We’re standing in a suburban garage, the kind that immediately hits me with childhood reminiscences. Summer; lemon and fig trees; garden hoses and leaving wet handprints on a concrete driveway. I wonder if perhaps the garage holds a chest freezer full of Zooper Doopers. I shake off the sneaking nostalgia and look around at the cluttered workspace with the metal garage door propped open to let light in. “It’s pretty rudimentary,” Bryan Spier says of his garage studio. “I never shut that door, it feels too claustrophobic. I just rug up [in winter], I wear like 20 jumpers,” he half jokes. In summer, the studio is hot and dusty, and it’s not the most generous of spaces – “I have to constantly be rearranging the space and shifting things around.

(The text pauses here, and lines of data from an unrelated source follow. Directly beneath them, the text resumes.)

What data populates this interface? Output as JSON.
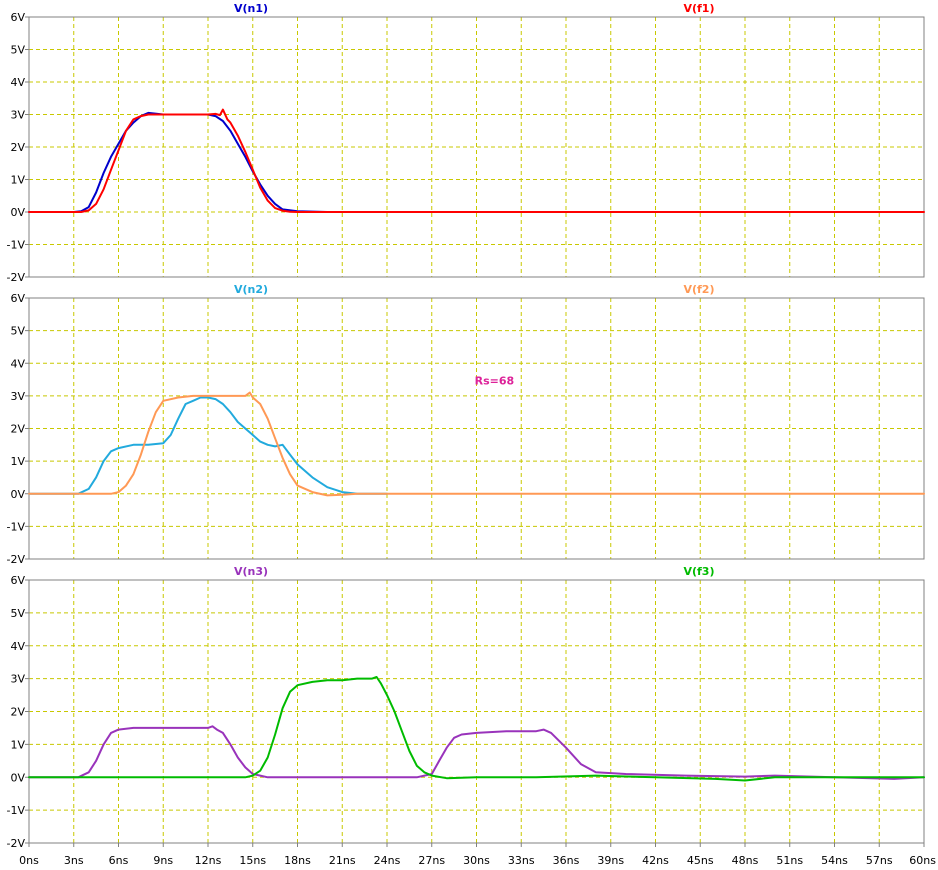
{
  "chart_data": [
    {
      "type": "line",
      "title": "",
      "xlabel": "",
      "ylabel": "",
      "xlim": [
        0,
        60
      ],
      "ylim": [
        -2,
        6
      ],
      "grid": true,
      "legend_placement": "top",
      "series": [
        {
          "name": "V(n1)",
          "color": "#0000cc",
          "x": [
            0,
            3,
            3.5,
            4,
            4.5,
            5,
            5.5,
            6,
            6.5,
            7,
            7.5,
            8,
            9,
            10,
            11,
            12,
            12.5,
            13,
            13.5,
            14,
            14.5,
            15,
            15.5,
            16,
            16.5,
            17,
            18,
            20,
            24
          ],
          "y": [
            0,
            0,
            0.02,
            0.15,
            0.6,
            1.2,
            1.7,
            2.1,
            2.5,
            2.75,
            2.95,
            3.05,
            3.0,
            3.0,
            3.0,
            3.0,
            2.95,
            2.8,
            2.5,
            2.1,
            1.7,
            1.25,
            0.85,
            0.5,
            0.25,
            0.08,
            0.02,
            0,
            0
          ]
        },
        {
          "name": "V(f1)",
          "color": "#ff0000",
          "x": [
            0,
            3.5,
            4,
            4.5,
            5,
            5.5,
            6,
            6.5,
            7,
            7.5,
            8,
            8.5,
            9,
            10,
            11,
            12,
            12.5,
            12.8,
            13,
            13.3,
            13.5,
            14,
            14.5,
            15,
            15.5,
            16,
            16.5,
            17,
            17.5,
            18,
            24,
            60
          ],
          "y": [
            0,
            0,
            0.05,
            0.25,
            0.7,
            1.3,
            1.9,
            2.5,
            2.85,
            2.95,
            3.0,
            3.0,
            3.0,
            3.0,
            3.0,
            3.0,
            3.02,
            2.98,
            3.15,
            2.85,
            2.75,
            2.35,
            1.85,
            1.3,
            0.75,
            0.35,
            0.12,
            0.04,
            0.01,
            0,
            0,
            0
          ]
        }
      ]
    },
    {
      "type": "line",
      "title": "",
      "xlabel": "",
      "ylabel": "",
      "xlim": [
        0,
        60
      ],
      "ylim": [
        -2,
        6
      ],
      "grid": true,
      "legend_placement": "top",
      "annotations": [
        "Rs=68"
      ],
      "series": [
        {
          "name": "V(n2)",
          "color": "#22aadd",
          "x": [
            0,
            3.3,
            4,
            4.5,
            5,
            5.5,
            6,
            7,
            8,
            9,
            9.5,
            10,
            10.5,
            11,
            11.5,
            12,
            12.5,
            13,
            13.5,
            14,
            15,
            15.5,
            16,
            16.5,
            17,
            17.5,
            18,
            19,
            20,
            21,
            22,
            24
          ],
          "y": [
            0,
            0,
            0.15,
            0.5,
            1.0,
            1.3,
            1.4,
            1.5,
            1.5,
            1.55,
            1.8,
            2.3,
            2.75,
            2.85,
            2.95,
            2.95,
            2.9,
            2.75,
            2.5,
            2.2,
            1.8,
            1.6,
            1.5,
            1.45,
            1.5,
            1.2,
            0.9,
            0.5,
            0.2,
            0.05,
            0,
            0
          ]
        },
        {
          "name": "V(f2)",
          "color": "#ff9955",
          "x": [
            0,
            5.5,
            6,
            6.5,
            7,
            7.5,
            8,
            8.5,
            9,
            10,
            11,
            12,
            13,
            14,
            14.5,
            14.8,
            15,
            15.5,
            16,
            16.5,
            17,
            17.5,
            18,
            19,
            20,
            21,
            22,
            60
          ],
          "y": [
            0,
            0,
            0.05,
            0.25,
            0.6,
            1.2,
            1.9,
            2.5,
            2.85,
            2.95,
            3.0,
            3.0,
            3.0,
            3.0,
            3.0,
            3.1,
            2.95,
            2.75,
            2.3,
            1.7,
            1.1,
            0.6,
            0.25,
            0.05,
            -0.05,
            -0.03,
            0,
            0
          ]
        }
      ]
    },
    {
      "type": "line",
      "title": "",
      "xlabel": "",
      "ylabel": "",
      "xlim": [
        0,
        60
      ],
      "ylim": [
        -2,
        6
      ],
      "grid": true,
      "legend_placement": "top",
      "series": [
        {
          "name": "V(n3)",
          "color": "#9933bb",
          "x": [
            0,
            3.3,
            4,
            4.5,
            5,
            5.5,
            6,
            7,
            8,
            9,
            10,
            11,
            12,
            12.3,
            12.6,
            13,
            13.5,
            14,
            14.5,
            15,
            15.5,
            16,
            17,
            18,
            20,
            22,
            24,
            26,
            27,
            27.5,
            28,
            28.5,
            29,
            30,
            32,
            34,
            34.5,
            35,
            36,
            37,
            38,
            40,
            44,
            48,
            50,
            54,
            58,
            60
          ],
          "y": [
            0,
            0,
            0.15,
            0.5,
            1.0,
            1.35,
            1.45,
            1.5,
            1.5,
            1.5,
            1.5,
            1.5,
            1.5,
            1.55,
            1.45,
            1.35,
            1.0,
            0.6,
            0.3,
            0.1,
            0.05,
            0,
            0,
            0,
            0,
            0,
            0,
            0,
            0.1,
            0.5,
            0.9,
            1.2,
            1.3,
            1.35,
            1.4,
            1.4,
            1.45,
            1.35,
            0.9,
            0.4,
            0.15,
            0.1,
            0.05,
            0.02,
            0.05,
            0,
            -0.05,
            0
          ]
        },
        {
          "name": "V(f3)",
          "color": "#00bb00",
          "x": [
            0,
            14.5,
            15,
            15.5,
            16,
            16.5,
            17,
            17.5,
            18,
            19,
            20,
            21,
            22,
            23,
            23.3,
            23.6,
            24,
            24.5,
            25,
            25.5,
            26,
            26.5,
            27,
            28,
            30,
            34,
            38,
            42,
            46,
            48,
            50,
            54,
            58,
            60
          ],
          "y": [
            0,
            0,
            0.05,
            0.2,
            0.6,
            1.3,
            2.1,
            2.6,
            2.8,
            2.9,
            2.95,
            2.95,
            3.0,
            3.0,
            3.05,
            2.85,
            2.5,
            2.0,
            1.4,
            0.8,
            0.35,
            0.15,
            0.05,
            -0.03,
            0,
            0,
            0.05,
            0,
            -0.05,
            -0.1,
            0,
            0,
            0,
            0
          ]
        }
      ]
    }
  ],
  "axis_labels": {
    "y_ticks": [
      "6V",
      "5V",
      "4V",
      "3V",
      "2V",
      "1V",
      "0V",
      "-1V",
      "-2V"
    ],
    "y_tick_values": [
      6,
      5,
      4,
      3,
      2,
      1,
      0,
      -1,
      -2
    ],
    "x_ticks": [
      "0ns",
      "3ns",
      "6ns",
      "9ns",
      "12ns",
      "15ns",
      "18ns",
      "21ns",
      "24ns",
      "27ns",
      "30ns",
      "33ns",
      "36ns",
      "39ns",
      "42ns",
      "45ns",
      "48ns",
      "51ns",
      "54ns",
      "57ns",
      "60ns"
    ],
    "x_tick_values": [
      0,
      3,
      6,
      9,
      12,
      15,
      18,
      21,
      24,
      27,
      30,
      33,
      36,
      39,
      42,
      45,
      48,
      51,
      54,
      57,
      60
    ]
  },
  "colors": {
    "grid": "#c8c800",
    "frame": "#808080",
    "annotation": "#dd2299",
    "background": "#ffffff"
  }
}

I was working on the big ones flat,” he points to some carefully wrapped paintings, standing well over headheight, “and had to put them up against the wall. I couldn’t really work on more than one at a time.” But for all of that, Spier is “going to make it work somehow,” he says, and that’s for the enjoyment of the process, for the small snatches of time he steals in here between caring for his young son and teaching interior design at the Royal Melbourne Institute of Technology (RMIT).
“I’m kind of at the point right now where I’ve just had a show and I’m starting again,” says the softly spoken artist. “Part of the process is to kind of rip everything out and refine, look at stuff that I’ve done before, look at books, try to find some inspiration and clean up the studio.” We’re at ground zero or the point of regeneration: the floor of the studio, with its paintsplattered carpet, is covered in trials, drawings on paper and old works. Tying the jumble together is colour and his distinguishable style; part Kandinsky eye-candy, part candy raver, it reverberates with musicality and movement. As we speak, electronic music plays unobtrusively on a laptop.

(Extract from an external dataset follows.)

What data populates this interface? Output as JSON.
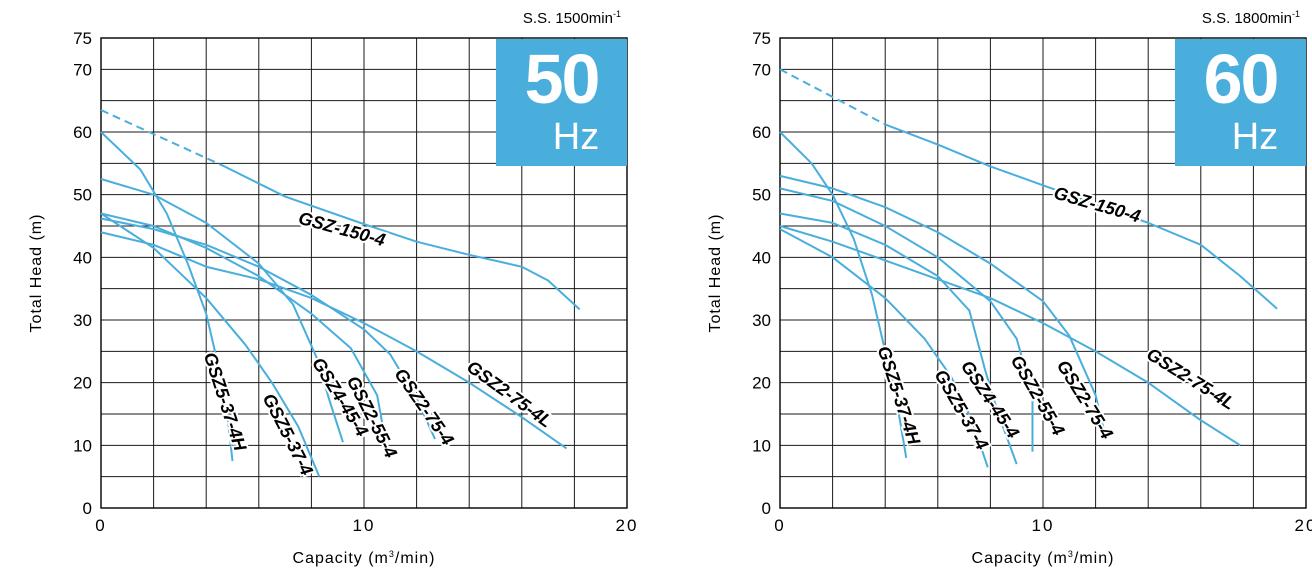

“One of the primary interests is in setting up a scheme where I can orchestrate colours in a way they have an immediate impact, but they also move.” Colour is crucial; a painting may look finished, colour covering the entire surface,but the wrong tone will mean a bung note. “Then I just have to go back into it and change all of the colours. And if you change one colour here, it changes all the other relationships,” says Spier. He pulls out a few used palettes, the ones that look like large ice cube trays with a dozen or so colours in each one. “I’ll make a sequence of colours, sometimes several of these palettes long. So, I’ve got it all mapped out.” Spier will often go back to these colours for the next painting, tweaking them, darkening, or perhaps he’ll “add a tertiary colour to knock back the saturation.” “I’ve got kind of a mental system,” he says. It might not always be totally logical, he continues, “but it’s a really important part of it.”

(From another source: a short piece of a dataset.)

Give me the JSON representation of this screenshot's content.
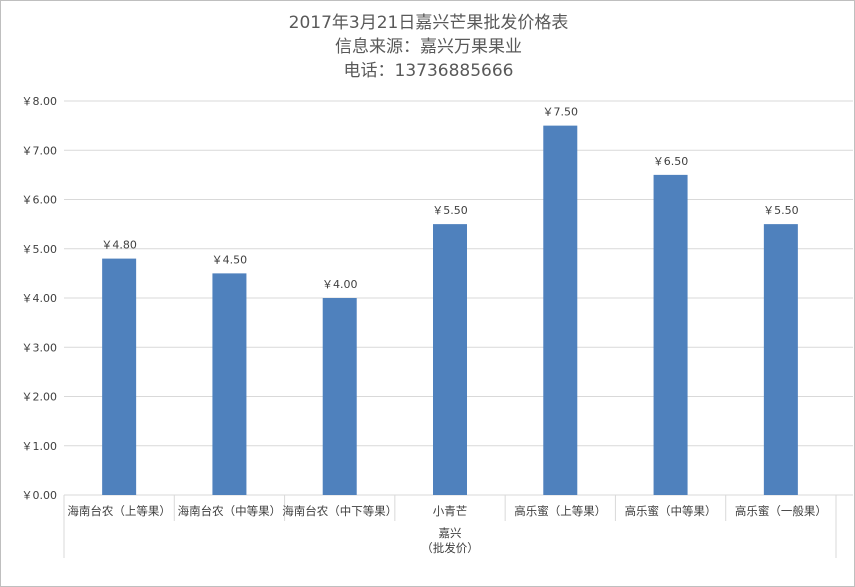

Spier works from the couch sometimes, making small sketches, trying out concepts and fine-tuning the combination of colours. For the artist, these initial outlines are a way “to test the viability” of a thought before committing to a painting, not as a maquette or a strict draft. “I don’t design the paintings, I’ll work out the basic principle. I don’t know really where they are going to go.” This idea seems to contradict the very defined colour fields, the logical progressions of colours and the clear lines that dominate Spier’s paintings. His practice exists at the fulcrum of order and chaos, or at least of logic and intuition. He has a bunch of tricks to keep a balance.
“When I started the last show at Sarah Scout [Presents], when I started working on it in earnest, I just thought, ‘I can’t do it’.” Spier works best when the deadline “starts really looming.” It is then, he says, that “my ideas start to concentrate to the point where I can get out here and tackle a large canvas.” In contrast, once the ball is rolling, a more methodical streak takes over: “I had a calendar with all the time blocked out. I kind of worked it out by the days and hours.” Overestimating how long it will take is a ploy to give him ample time. “It’s a fair bit of work involved, especially in the big paintings. I was thinking the other day that the big paintings are like rock climbing – it’s really intimidating and kind of stressful while you’re in the middle of it. But once you’ve done it, it’s a great achievement and you can kind of step back and see it.”